The evidence, however, is that the State of Indiana and Marion County (Indianapolis) are directly responsible for voter suppression in numerous ways that raise troubling questions about the fairness of election procedures for minorities that are disparately affected by bizarre and seemingly pointless election procedures. While the County suddenly and significantly reduced the number of polling places in the name of efficiency, dozens of polling places in predominantly poor African-American neighborhoods were bifurcated without advance notice to voters. As such, fully 50% of voters in these precincts come to the wrong place to vote, poll workers have no information about where they should be voting, the County's phone line is jammed, there's no authority anywhere and voters left dejected until I was able to access a central voter database with my laptop computer and satellite card. But for my presence, 50% of voters in this precinct would not be able to vote at all, and I'm very sure hundreds of similar polling places here lack uppity people like me with computers able to guide voters where election officials and other government offices can't or won't.

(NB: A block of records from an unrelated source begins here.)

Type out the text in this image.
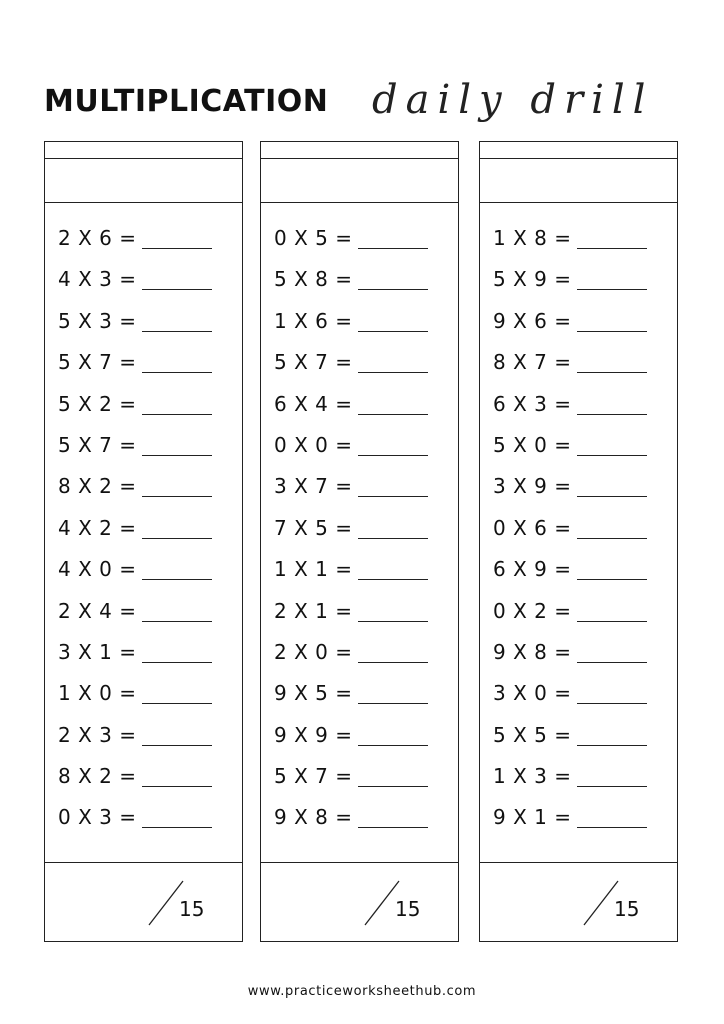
MULTIPLICATION daily drill
2 X 6 =
4 X 3 =
5 X 3 =
5 X 7 =
5 X 2 =
5 X 7 =
8 X 2 =
4 X 2 =
4 X 0 =
2 X 4 =
3 X 1 =
1 X 0 =
2 X 3 =
8 X 2 =
0 X 3 =
15
0 X 5 =
5 X 8 =
1 X 6 =
5 X 7 =
6 X 4 =
0 X 0 =
3 X 7 =
7 X 5 =
1 X 1 =
2 X 1 =
2 X 0 =
9 X 5 =
9 X 9 =
5 X 7 =
9 X 8 =
15
1 X 8 =
5 X 9 =
9 X 6 =
8 X 7 =
6 X 3 =
5 X 0 =
3 X 9 =
0 X 6 =
6 X 9 =
0 X 2 =
9 X 8 =
3 X 0 =
5 X 5 =
1 X 3 =
9 X 1 =
15
www.practiceworksheethub.com
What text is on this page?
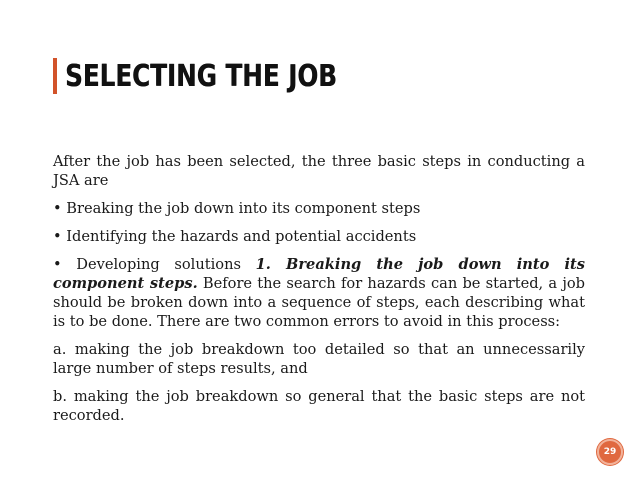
SELECTING THE JOB

After the job has been selected, the three basic steps in conducting a JSA are

• Breaking the job down into its component steps

• Identifying the hazards and potential accidents

• Developing solutions 1. Breaking the job down into its component steps. Before the search for hazards can be started, a job should be broken down into a sequence of steps, each describing what is to be done. There are two common errors to avoid in this process:

a. making the job breakdown too detailed so that an unnecessarily large number of steps results, and

b. making the job breakdown so general that the basic steps are not recorded.

29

As bad as the lack of information is the simple fact that 50% of these voters -- but not voters in more affluent or rural precincts -- must travel elsewhere to vote. This burden may seem minor, but numerous voters squeezed for time (whether owing to work schedules or parental duties) have stomped off in disgust, their votes discouraged.

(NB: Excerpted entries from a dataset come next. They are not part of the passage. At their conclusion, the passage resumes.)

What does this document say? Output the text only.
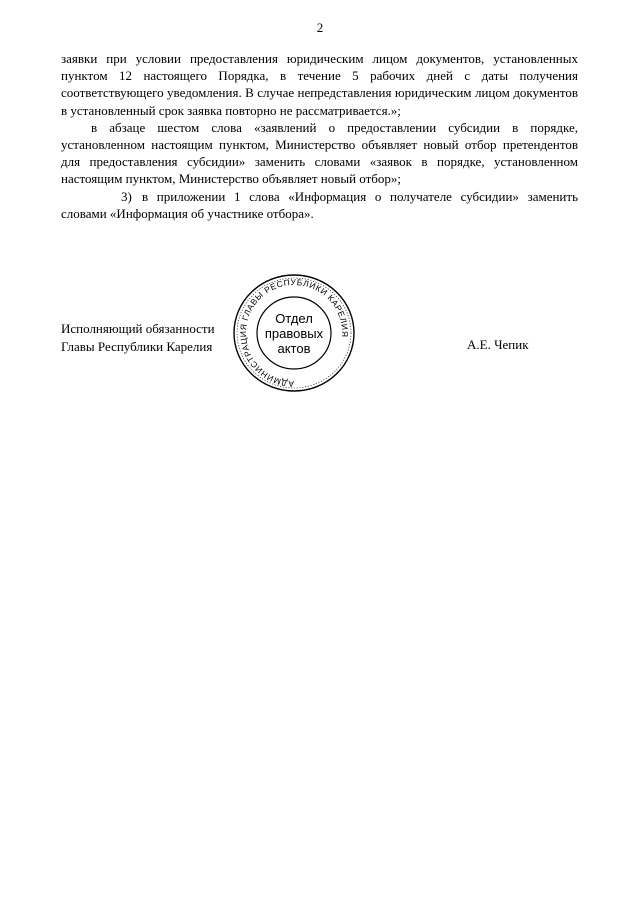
2

заявки при условии предоставления юридическим лицом документов, установленных пунктом 12 настоящего Порядка, в течение 5 рабочих дней с даты получения соответствующего уведомления. В случае непредставления юридическим лицом документов в установленный срок заявка повторно не рассматривается.»;

в абзаце шестом слова «заявлений о предоставлении субсидии в порядке, установленном настоящим пунктом, Министерство объявляет новый отбор претендентов для предоставления субсидии» заменить словами «заявок в порядке, установленном настоящим пунктом, Министерство объявляет новый отбор»;

3) в приложении 1 слова «Информация о получателе субсидии» заменить словами «Информация об участнике отбора».

Исполняющий обязанности
Главы Республики Карелия	А.Е. Чепик
АДМИНИСТРАЦИЯ ГЛАВЫ РЕСПУБЛИКИ КАРЕЛИЯ
Отдел
правовых
актов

Altogether absurd is the quirky provision of Indiana law that bans people from voting if they moved across a congressional district or county boundary without re-registering. This law works against Democrats disproportionately because the Indiana State Legislature drew congressional districts so that each of the state's Republican counties falls within a single congressional district (so voters moving within the county run no risk of disenfranchisement) while each of the state's Democratic counties is gerrymandered to be divided between multiple congressional districts (thus exposing Democrats disproportionately to this vote-suppression risk). I have lost count of the number of voters here at a single Indianapolis precinct who cannot vote at all because they unwittingly crossed a congressional district boundary when they moved from one apartment to another in the same area. It's almost impossible to avoid the conclusion that animus motivates this vote-restriction law, especially because the state allows residents in some counties (none of them urban or Democratic) to vote literally anywhere in the county, without regard to precinct. What legitimate justification could there be for voters in some counties to have a right to vote anywhere in the county but voters in other counties to risk having no right to vote at all?
Add that Marion County and the City of Indianapolis seemingly made no effort to educate their poll workers or provide meaningful and timely guidance to them, and there is more than a little bit of frustration here on the ground in Indianapolis.
- Voter Suppression in Indianapolis

Thanks for being uppity!
Thanks from all of us
Thanks for making democracy at least a tiny bit more equitable. Seriously, thank you.